This blog post is part of our continuing series featuring the La Piana team. This week, we spoke with Beverly Snow, who joined the firm as Communications and Operations Coordinator in April 2019.
What are three words you would use to describe your new role with La Piana Consulting?
Dynamic. Exciting. Challenging…in a good way!
What attracts you to working with nonprofits, foundations, and the consultants who serve them?
I have a background in education and chose to study communications to further my education. Education will always be at my core, serving our communities and our students and having that connection. When I first heard of La Piana, that was the thing that stood out to me the most: that our clients are nonprofits. In communications, you can work with anyone—for profit, corporate, private—but it was important to me to still have that connection to the nonprofit sector. Even though my clients are kind of our own La Piana consultants, continuing to have a role in the nonprofit sector and being a part of the change and staying knowledgeable and up to date about what’s going on in the movement that is enacting change is incredibly important to me. (Beverly Snow pictured at right, with her pup Dakota.)
As the sector becomes more aware of the power of storytelling to further social change, what do you think are some of the key things for organizational leaders to keep in mind?
Something I’ve noticed is that sometimes the focus on data can outweigh the people piece of storytelling. It’s so important to remember there are people behind the numbers and stories behind the facts. It’s imperative to find the balance in storytelling. It’s good to always be asking “Why?” when you’re looking at data and digging deeper when you’re looking at the facts—not taking things at face value or giving things at face value.
Is there a story in book or film that has recently left an impression with you, and why?
I watched Lion a few months ago on Netflix and it really stuck with me. It’s amazing…heart-wrenching (so be ready to cry!). It’s a really beautiful story that plays on perseverance, particularly toward things that have meaning to you—even if others don’t see it, you have to keep fighting for your end goal. You have to see it for yourself, and the journey may be long or treacherous, but you just have to keep going. It’s lesson that you can apply anywhere.
What are your favorite types of challenges or projects?
I love projects that drive collaboration. I love working with people. But I also love projects that gently force me to do things I’m uncomfortable with, so that I’m always learning and teaching myself new things…projects that push me outside of the box, get me out of my bubble. Regardless, I’d much rather work with others than on an island by myself.
What do you most enjoy doing when you’re not working?

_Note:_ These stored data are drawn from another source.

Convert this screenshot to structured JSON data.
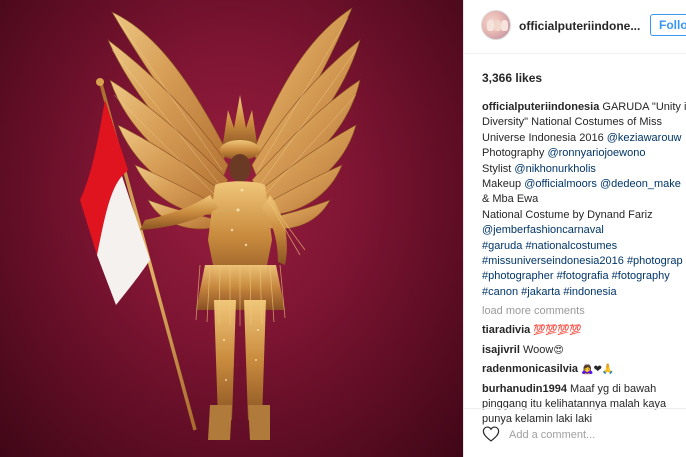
{
  "post": {
    "username": "officialputeriindone...",
    "follow_label": "Follow",
    "likes": "3,366 likes",
    "caption_lines": [
      [
        {
          "t": "officialputeriindonesia",
          "c": "b"
        },
        {
          "t": " GARUDA \"Unity in",
          "c": ""
        }
      ],
      [
        {
          "t": "Diversity\" National Costumes of Miss",
          "c": ""
        }
      ],
      [
        {
          "t": "Universe Indonesia 2016 ",
          "c": ""
        },
        {
          "t": "@keziawarouw",
          "c": "link"
        }
      ],
      [
        {
          "t": "Photography ",
          "c": ""
        },
        {
          "t": "@ronnyariojoewono",
          "c": "link"
        }
      ],
      [
        {
          "t": "Stylist ",
          "c": ""
        },
        {
          "t": "@nikhonurkholis",
          "c": "link"
        }
      ],
      [
        {
          "t": "Makeup ",
          "c": ""
        },
        {
          "t": "@officialmoors",
          "c": "link"
        },
        {
          "t": " ",
          "c": ""
        },
        {
          "t": "@dedeon_make",
          "c": "link"
        }
      ],
      [
        {
          "t": "& Mba Ewa",
          "c": ""
        }
      ],
      [
        {
          "t": "National Costume by Dynand Fariz",
          "c": ""
        }
      ],
      [
        {
          "t": "@jemberfashioncarnaval",
          "c": "link"
        }
      ],
      [
        {
          "t": "#garuda",
          "c": "link"
        },
        {
          "t": " ",
          "c": ""
        },
        {
          "t": "#nationalcostumes",
          "c": "link"
        }
      ],
      [
        {
          "t": "#missuniverseindonesia2016",
          "c": "link"
        },
        {
          "t": " ",
          "c": ""
        },
        {
          "t": "#photograp",
          "c": "link"
        }
      ],
      [
        {
          "t": "#photographer",
          "c": "link"
        },
        {
          "t": " ",
          "c": ""
        },
        {
          "t": "#fotografia",
          "c": "link"
        },
        {
          "t": " ",
          "c": ""
        },
        {
          "t": "#fotography",
          "c": "link"
        }
      ],
      [
        {
          "t": "#canon",
          "c": "link"
        },
        {
          "t": " ",
          "c": ""
        },
        {
          "t": "#jakarta",
          "c": "link"
        },
        {
          "t": " ",
          "c": ""
        },
        {
          "t": "#indonesia",
          "c": "link"
        }
      ]
    ],
    "load_more": "load more comments",
    "comments": [
      {
        "user": "tiaradivia",
        "parts": [
          {
            "t": "💯💯💯💯",
            "c": "emo red"
          }
        ]
      },
      {
        "user": "isajivril",
        "parts": [
          {
            "t": "Woow",
            "c": ""
          },
          {
            "t": "😍",
            "c": "emo"
          }
        ]
      },
      {
        "user": "radenmonicasilvia",
        "parts": [
          {
            "t": "🙇‍♀️❤🙏",
            "c": "emo"
          }
        ]
      },
      {
        "user": "burhanudin1994",
        "parts": [
          {
            "t": "Maaf yg di bawah",
            "c": ""
          }
        ],
        "more": [
          "pinggang itu kelihatannya malah kaya",
          "punya kelamin laki laki"
        ]
      }
    ],
    "add_comment_placeholder": "Add a comment...",
    "icons": {
      "like": "heart-icon",
      "avatar": "profile-avatar"
    },
    "colors": {
      "link": "#003569",
      "follow": "#3897f0",
      "muted": "#999999",
      "background_photo": "#7e1533"
    }
  }
}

This sounds silly, but I go to the gym often. It’s a bootcamp style gym, so the people there have become my second family. It’s a great release and outlet…an escape from reality for 30 minutes a day. I also enjoy going to the beach, which I like to think of as my happy place. No matter what the weather, watching the sunset or even just driving by…resetting in that way is so important to me. I love hiking or enjoying the beach with my dog, exploring new places in nature. Anyplace in nature I’m happy. And traveling!
What skills or lessons from past experience do you expect to draw from the most in your new role?
The most valuable lesson I’ve learned is that nothing stays the same, especially in the field of communications. Things are always changing and unpredictable, so it’s important to go with the flow…and be ready for anything.